FONDEN: Mexico’s Natural Disaster Fund – A Review
FONDEN, Mexico’s Fund for Natural Disasters, was established in the late 1990s as a mechanism to support the rapid rehabilitation of federal and state infrastructure affected by adverse natural events. FONDEN was first created as a budget line in the Federal Expenditure Budget of 1996, and became operational in 1999. Funds from FONDEN could be used for the rehabilitation and reconstruction of (i) public infrastructure at the three levels of government (federal, state, and municipal); (ii) low-incoming housing; and (iii) certain components of the natural environment (e.g., forestry, protected natural areas, rivers, and lagoons).

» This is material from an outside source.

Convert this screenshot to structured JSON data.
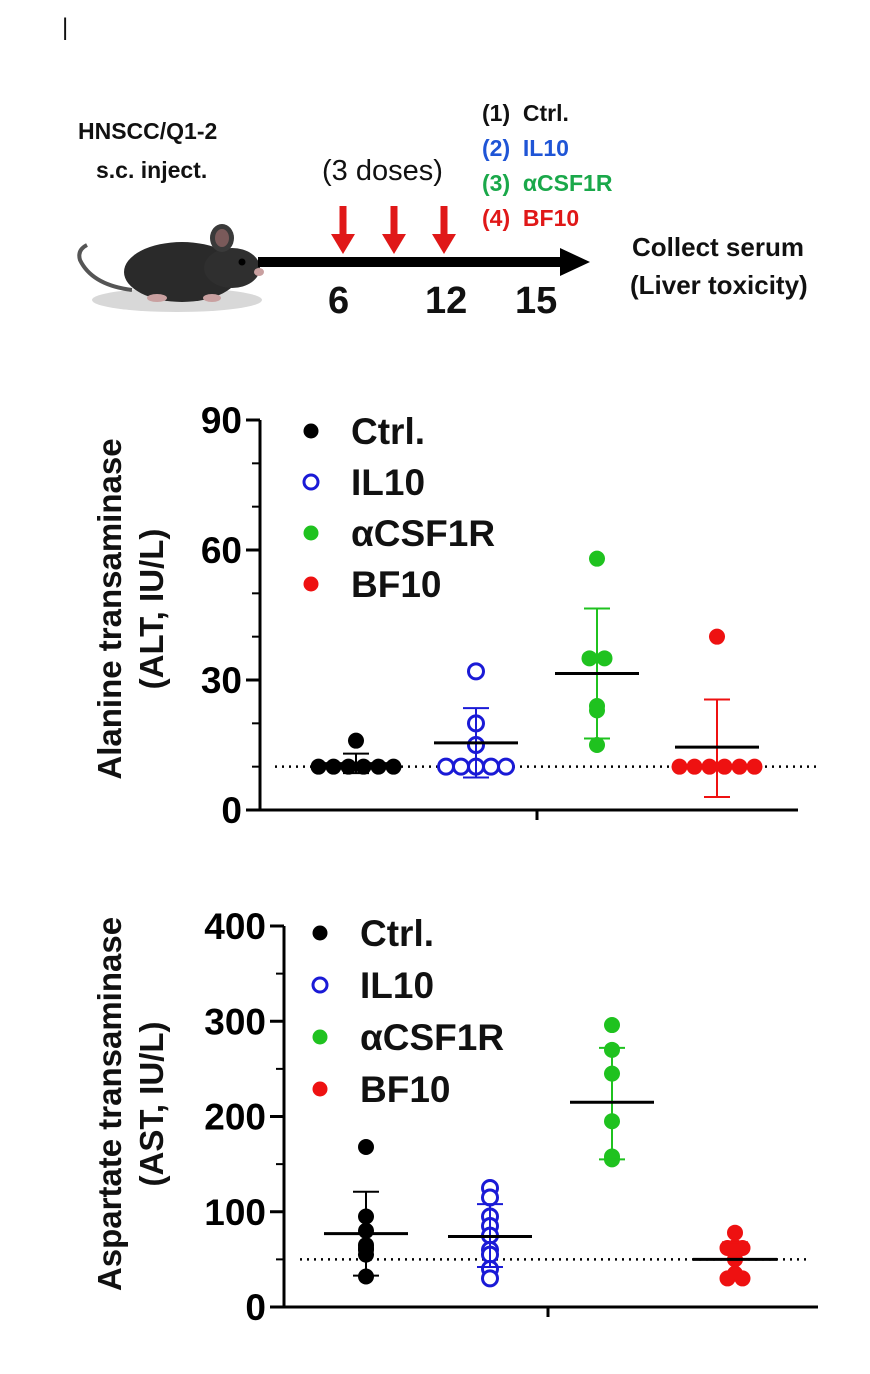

FONDEN consists of two complementary budget accounts, the FONDEN Program for Reconstruction and FOPREDEN Program for Prevention, and their respective financial accounts. The original, and still the primary, FONDEN Program is the FONDEN Program for reconstruction. In the early 2000s, however, in recognition of the need to promote stronger ex ante disaster risk management, the Government of Mexico began to allocate funding specifically for preventive activities. Although resources for prevention remain significantly less than those for reconstruction, the Mexican Government continues its effort to shift focus and funding from ex post response to ex ante disaster risk management. Fiduciary responsibility for the financial accounts lies with BANOBRAS, Mexico’s state-owned development bank.